Foolishly, I fell for the pitch and booked anyway, paying the extra over the price quoted 24 hours earlier.
I did point out though, that the recommended turnaround time allowed on one leg hardly allowed me enough time to make the connecting flight.
And that was really my cue to stop right there and then and reconsider the whole thing.
Did I stop and ask myself what other mistakes could have been made? No. The pressure was real and I handed over my hard-earned. And it had to be cash on the spot of face another percentage increase in credit card fees.
My confidence in the abilities of the travel consultant continued to erode from there and I came to realise that perhaps she was driven more by the need for commissions than by the need to make my trip one she would want to take herself.
I got home and studied the itinerary more closely. The original flight that should have been 90 minutes had been changed to a long route by another whole destination turning it into a day trip, the equivalent of flying to Sydney via Perth.

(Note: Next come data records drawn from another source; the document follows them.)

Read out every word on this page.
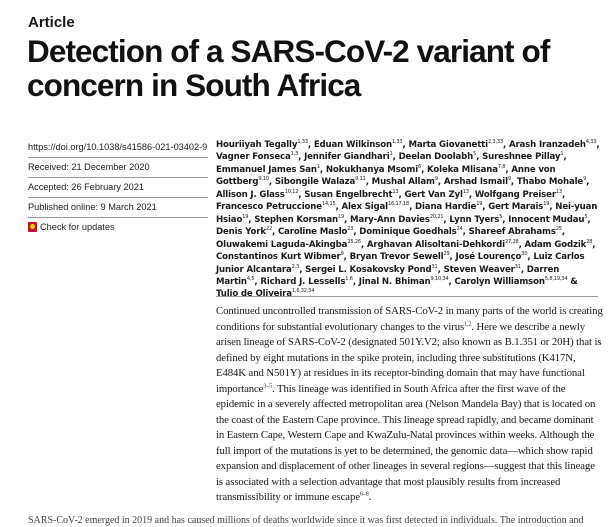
Article
Detection of a SARS-CoV-2 variant of concern in South Africa
https://doi.org/10.1038/s41586-021-03402-9
Received: 21 December 2020
Accepted: 26 February 2021
Published online: 9 March 2021
Check for updates
Houriiyah Tegally$^{1,33}$, Eduan Wilkinson$^{1,33}$, Marta Giovanetti$^{2,3,33}$, Arash Iranzadeh$^{4,33}$, Vagner Fonseca$^{1,3}$, Jennifer Giandhari$^1$, Deelan Doolabh$^5$, Sureshnee Pillay$^1$, Emmanuel James San$^1$, Nokukhanya Msomi$^6$, Koleka Mlisana$^{7,8}$, Anne von Gottberg$^{9,10}$, Sibongile Walaza$^{9,11}$, Mushal Allam$^9$, Arshad Ismail$^9$, Thabo Mohale$^9$, Allison J. Glass$^{10,12}$, Susan Engelbrecht$^{13}$, Gert Van Zyl$^{13}$, Wolfgang Preiser$^{13}$, Francesco Petruccione$^{14,15}$, Alex Sigal$^{16,17,18}$, Diana Hardie$^{19}$, Gert Marais$^{19}$, Nei-yuan Hsiao$^{19}$, Stephen Korsman$^{19}$, Mary-Ann Davies$^{20,21}$, Lynn Tyers$^5$, Innocent Mudau$^5$, Denis York$^{22}$, Caroline Maslo$^{23}$, Dominique Goedhals$^{24}$, Shareef Abrahams$^{25}$, Oluwakemi Laguda-Akingba$^{25,26}$, Arghavan Alisoltani-Dehkordi$^{27,28}$, Adam Godzik$^{28}$, Constantinos Kurt Wibmer$^9$, Bryan Trevor Sewell$^{29}$, José Lourenço$^{30}$, Luiz Carlos Junior Alcantara$^{2,3}$, Sergei L. Kosakovsky Pond$^{31}$, Steven Weaver$^{31}$, Darren Martin$^{4,5}$, Richard J. Lessells$^{1,6}$, Jinal N. Bhiman$^{9,10,34}$, Carolyn Williamson$^{5,8,19,34}$ & Tulio de Oliveira$^{1,6,32,34}$
Continued uncontrolled transmission of SARS-CoV-2 in many parts of the world is creating conditions for substantial evolutionary changes to the virus$^{1,2}$. Here we describe a newly arisen lineage of SARS-CoV-2 (designated 501Y.V2; also known as B.1.351 or 20H) that is defined by eight mutations in the spike protein, including three substitutions (K417N, E484K and N501Y) at residues in its receptor-binding domain that may have functional importance$^{3-5}$. This lineage was identified in South Africa after the first wave of the epidemic in a severely affected metropolitan area (Nelson Mandela Bay) that is located on the coast of the Eastern Cape province. This lineage spread rapidly, and became dominant in Eastern Cape, Western Cape and KwaZulu-Natal provinces within weeks. Although the full import of the mutations is yet to be determined, the genomic data—which show rapid expansion and displacement of other lineages in several regions—suggest that this lineage is associated with a selection advantage that most plausibly results from increased transmissibility or immune escape$^{6-8}$.
SARS-CoV-2 emerged in 2019 and has caused millions of deaths worldwide since it was first detected in individuals. The introduction and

“The moral of the story is to stick with local, smaller travel agents that aren’t on every street corner”
Now here’s the good bit. When I went in to ask about this (isn’t this why one would use a big travel agency?) attack was the best form of defence and I was soundly put down as having agreed to it before I paid (no mention of the pressure that was being applied) and nothing could be done about it.
Yes, that was my fault but it is a salutary warning to travellers not to put all your faith in a travel consultant who must rely on commissions to make a living having your best interests at heart.
To make matters worse, the original, cheaper, shorter flight was now miraculously back on the books, but it was too late as I had already paid. Funny that.
I asked for information about visas and was sent a cut and paste from the Department of Foreign Affairs site.
I found more than that by a bit of searching through Trip Advisor and Lonely Planet. The other visa advice supplied was totally wrong and there was no point in even asking about currency exchange. She didn’t have a clue.
So why did I go there?, I ask myself.
A good consultant might have said “we don’t have bookings for the budget airlines but there is one there and you might want to check out that leg for yourself. It would save you a day’s flights which is the best I can do”.
Or so I thought, but it seems it was more about commission before customer.
Since then, I have heard other nasty stories about the same group; like the retired couple who booked and paid for a cruise a year in advance to get the cabin they wanted at the stern only to be told a week before departure that they had been “upgraded” to two decks lower at the front of the ship.
They even had to phone to ask for their tickets to be sent to them. It seems that while they had paid, their booking hadn’t been forwarded to the cruise company and the response was to hide it under the guise of an upgrade.
Despite the error, none of it of their own making, they had to fight hard to get a refund.
Another older traveller arrived in Los Angeles to find his accommodation hadn’t been booked even though it was paid for, while another arrived for a flight to learn it had left 24 hours earlier.
The list is undoubtedly a lot longer.
I have equally heard happy tales of smaller agents who have not only advised clients that they are unable to book a room in their system, but “don’t worry I will help you do it yourself on the web”.
Now that’s service.
The moral of the story is to stick with local, smaller travel agents that aren’t on every street corner, and who will have the same staff there every time you go in, often year after year.
These are the owners who have a vested interest in their community and who will be personally answerable, not heaping responsibility on the unwitting client.
Read your itinerary carefully and imagine the scene of the route you will be taking, ensure every last piece of the booking is in order and don’t be pressured by talk the fare will disappear.
But if you have a good travel consultant, don’t worry. They will do that for you.